Ali Al’Amin Mazrui died in New York on October 12, 2014 at the age of 81 years. I first met Professor Ali Mazrui at the annual Meeting of the African Studies Association in Boston Massachusetts in November 1976. This was a memorable year for me because this was my first year in the Ph.D. Program at Howard University, and secondly, this was my first time of attending the African Studies Association Annual Conference, and also the year I joined the association and I have been an active member, and attending the Annual Meeting of the Association since. When I graduated in 1980, Professor Ali Mazrui offered me my first job, where he was the Director of Department of African and African American Studies to come and teach the Political Economy of Southern Africa in his department at the University of Michigan, Ann Arbor. He offered me the job as an Assistant Professor immediately I completed my Ph.D. Dissertation, even before I was awarded the degree. However, being away from home for too long while pursuing all my university education in America, I was very anxious to go home and teach in a Nigerian University. Thus, I did not take Professor Mazrui’s offer of appointment.
As a graduate student, and later as a member of the academia, I have met Professor Mazrui on numerous occasions and I have also been on same panel with him at the Annual Meeting of the African Studies Association on some occasions. Ali Mazrui has written forty books, numerous Journal articles and hundreds of conference papers, but one of his books that have most impressions on me is The African Condition: A Political Diagnosis. This book came out of his 1979 BBC Reith Lectures. The book is about location in space and allocation in African society. It is concerned with Africa’s physical position on the world stage in relations to issues of economic distributions and social justice.
Professor Mazrui contributed a chapter to my latest edited book, AFRICA: The State of the Continent Fifty Years after the Liberation (2014). His chapter- “Half A Century of Pro-Democracy Uprising in Africa’s Experience: From Sharpeville to Benghazi.” In this chapter Mazrui deals with African struggle for liberation, and Democratic governance. Beginning from colonial rule, struggle against racial minority rule, the Sharpeville uprising in South Africa in 1960. The North Africa uprising through the Benghazi uprising that led to the assassination of Muamma Gaddafi of Libya in October 2011.
Professor Ali Mazrui was a Great Pan-Africanist.

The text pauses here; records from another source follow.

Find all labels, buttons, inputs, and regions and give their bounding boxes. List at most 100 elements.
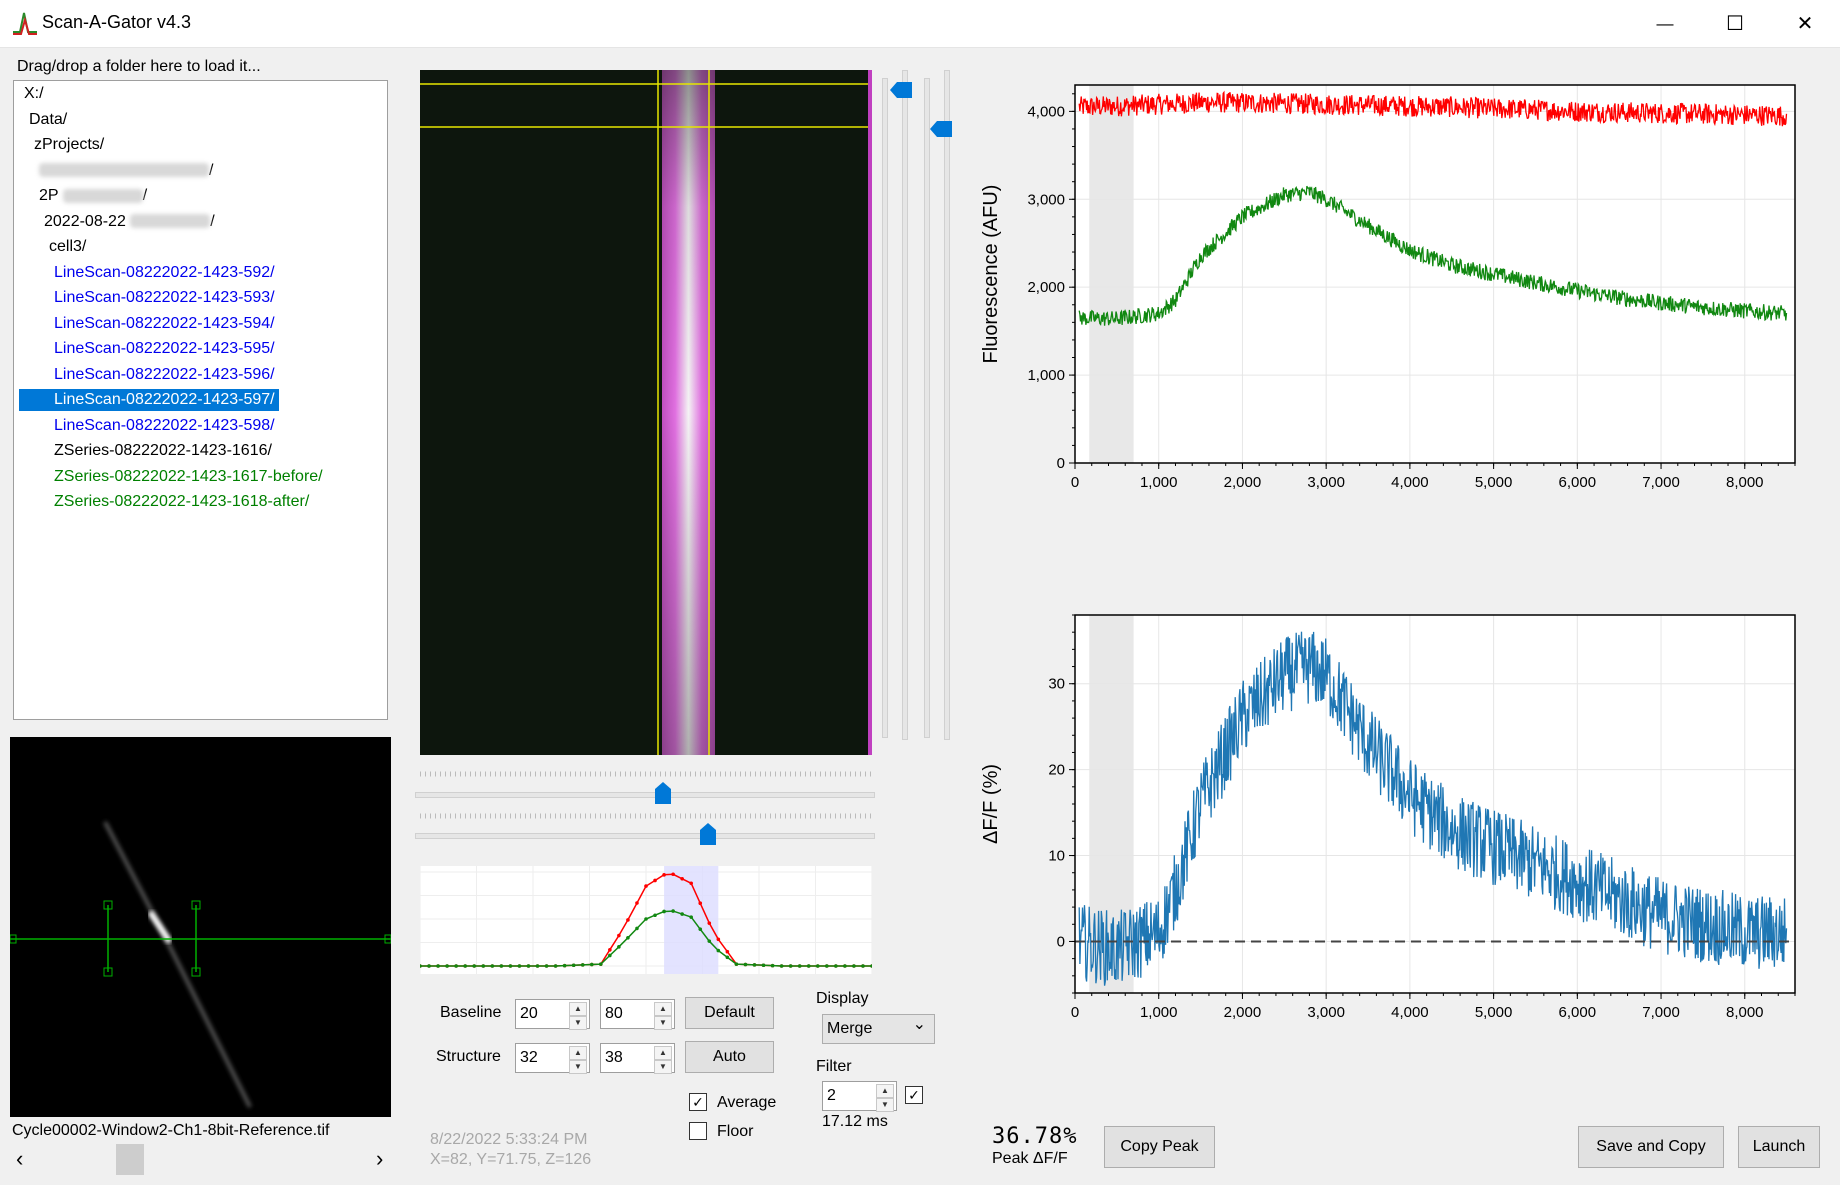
scrollbar-thumb[interactable] [116, 1144, 144, 1175]
signal-band-shade [662, 70, 715, 755]
baseline-end-thumb[interactable] [930, 121, 954, 137]
display-select[interactable]: Merge ⌄ [822, 1014, 935, 1044]
filter-enable-checkbox[interactable]: ✓ [905, 1086, 923, 1104]
folder-tree[interactable]: X:/ Data/zProjects/ / 2P / 2022-08-22 / cell3… [13, 80, 388, 720]
structure-max-stepper[interactable]: 38 ▲ ▼ [600, 1043, 675, 1074]
baseline-vslider-track[interactable] [902, 70, 908, 740]
tree-item[interactable]: LineScan-08222022-1423-592/ [54, 262, 275, 284]
profile-point [725, 955, 730, 960]
structure-min-stepper[interactable]: 32 ▲ ▼ [515, 1043, 590, 1074]
roi-handle[interactable] [103, 900, 113, 910]
tree-item[interactable]: LineScan-08222022-1423-594/ [54, 313, 275, 335]
profile-point [662, 873, 666, 877]
profile-point [716, 948, 721, 953]
spin-down-icon[interactable]: ▼ [654, 1016, 672, 1030]
tree-item-label: X:/ [24, 85, 44, 102]
roi-handle[interactable] [103, 967, 113, 977]
x-tick-label: 2,000 [1224, 1004, 1262, 1021]
plot-border [1074, 614, 1796, 994]
y-tick-label: 10 [1048, 848, 1065, 865]
maximize-icon: ☐ [1726, 13, 1744, 35]
roi-handle[interactable] [191, 967, 201, 977]
floor-checkbox[interactable] [689, 1122, 707, 1140]
x-tick-label: 5,000 [1475, 1004, 1513, 1021]
save-and-copy-button[interactable]: Save and Copy [1578, 1126, 1724, 1168]
baseline-vslider-track[interactable] [924, 78, 930, 738]
profile-point [662, 909, 666, 914]
linescan-edge [868, 70, 872, 755]
scroll-right-icon[interactable]: › [376, 1146, 384, 1171]
profile-point [526, 964, 531, 968]
horizontal-scrollbar[interactable]: ‹ › [10, 1142, 391, 1177]
default-button[interactable]: Default [685, 997, 774, 1029]
tree-item[interactable]: 2P / [39, 185, 147, 207]
tree-item[interactable]: LineScan-08222022-1423-593/ [54, 287, 275, 309]
filter-stepper[interactable]: 2 ▲ ▼ [822, 1081, 897, 1112]
baseline-min-stepper[interactable]: 20 ▲ ▼ [515, 999, 590, 1030]
dff-chart[interactable]: 0 1,000 2,000 3,000 4,000 5,000 6,000 7,000 8,00… [970, 600, 1810, 1080]
fluorescence-chart[interactable]: 0 1,000 2,000 3,000 4,000 5,000 6,000 7,000 8,00… [970, 70, 1810, 550]
spin-down-icon[interactable]: ▼ [654, 1060, 672, 1074]
tree-item[interactable]: ZSeries-08222022-1423-1616/ [54, 440, 272, 462]
spin-down-icon[interactable]: ▼ [569, 1060, 587, 1074]
profile-point [617, 945, 621, 949]
baseline-vslider-track[interactable] [882, 78, 888, 738]
structure-start-slider-track[interactable] [415, 792, 875, 798]
x-tick-label: 4,000 [1391, 474, 1429, 491]
spin-up-icon[interactable]: ▲ [654, 1046, 672, 1060]
slider-ticks [420, 771, 875, 777]
tree-item[interactable]: LineScan-08222022-1423-595/ [54, 338, 275, 360]
profile-point [454, 964, 458, 968]
y-tick-label: 4,000 [1027, 103, 1065, 120]
linescan-image[interactable] [420, 70, 872, 755]
roi-handle[interactable] [9, 934, 17, 944]
spin-down-icon[interactable]: ▼ [569, 1016, 587, 1030]
baseline-vslider-track[interactable] [944, 70, 950, 740]
baseline-start-thumb[interactable] [890, 82, 914, 98]
profile-point [797, 964, 802, 968]
profile-point [861, 964, 865, 968]
tree-item[interactable]: ZSeries-08222022-1423-1617-before/ [54, 466, 323, 488]
tree-item[interactable]: LineScan-08222022-1423-598/ [54, 415, 275, 437]
launch-button[interactable]: Launch [1738, 1126, 1820, 1168]
tree-item[interactable]: LineScan-08222022-1423-596/ [54, 364, 275, 386]
spin-up-icon[interactable]: ▲ [654, 1002, 672, 1016]
spin-up-icon[interactable]: ▲ [569, 1046, 587, 1060]
tree-item[interactable]: zProjects/ [34, 134, 104, 156]
x-tick-label: 0 [1071, 474, 1079, 491]
tree-item[interactable]: / [39, 160, 213, 182]
scroll-left-icon[interactable]: ‹ [16, 1146, 24, 1171]
y-tick-label: 30 [1048, 676, 1065, 693]
profile-point [716, 937, 721, 942]
tree-item[interactable]: cell3/ [49, 236, 86, 258]
baseline-max-value: 80 [605, 1005, 623, 1022]
close-button[interactable]: ✕ [1770, 0, 1840, 47]
minimize-button[interactable]: — [1630, 0, 1700, 47]
average-checkbox[interactable]: ✓ [689, 1093, 707, 1111]
roi-handle[interactable] [191, 900, 201, 910]
spin-up-icon[interactable]: ▲ [876, 1084, 894, 1098]
spin-down-icon[interactable]: ▼ [876, 1098, 894, 1112]
profile-point [553, 964, 558, 968]
structure-end-thumb[interactable] [700, 823, 716, 845]
profile-point [707, 921, 712, 925]
reference-image[interactable] [9, 737, 392, 1117]
app-logo-icon [13, 12, 37, 35]
copy-peak-button[interactable]: Copy Peak [1104, 1126, 1215, 1168]
tree-item[interactable]: X:/ [24, 83, 44, 105]
x-tick-label: 0 [1071, 1004, 1079, 1021]
tree-item[interactable]: Data/ [29, 109, 67, 131]
tree-item[interactable]: LineScan-08222022-1423-597/ [19, 389, 279, 411]
structure-start-thumb[interactable] [655, 782, 671, 804]
structure-end-slider-track[interactable] [415, 833, 875, 839]
y-axis-label: ΔF/F (%) [980, 764, 1002, 844]
spin-up-icon[interactable]: ▲ [569, 1002, 587, 1016]
tree-item[interactable]: ZSeries-08222022-1423-1618-after/ [54, 491, 309, 513]
baseline-max-stepper[interactable]: 80 ▲ ▼ [600, 999, 675, 1030]
auto-button[interactable]: Auto [685, 1041, 774, 1073]
profile-point [472, 964, 477, 968]
tree-item[interactable]: 2022-08-22 / [44, 211, 215, 233]
baseline-min-value: 20 [520, 1005, 538, 1022]
maximize-button[interactable]: ☐ [1700, 0, 1770, 47]
tree-item-suffix: / [210, 212, 215, 230]
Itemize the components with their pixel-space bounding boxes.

He was always kind and gracious. He was one of the brightest minds to ever come out of the African continent. He was always bubbling with new ideas all the time he was on the stage. Although he was born in Mombasa, Kenya, he was a global scholar. Intellectually his influence is immeasurable, and he was rated as one of 100 influential global scholars of the twentieth century.
Professor Mazrui, your light will shine brighter with each new day and night. And may your soul rest in perfect peace.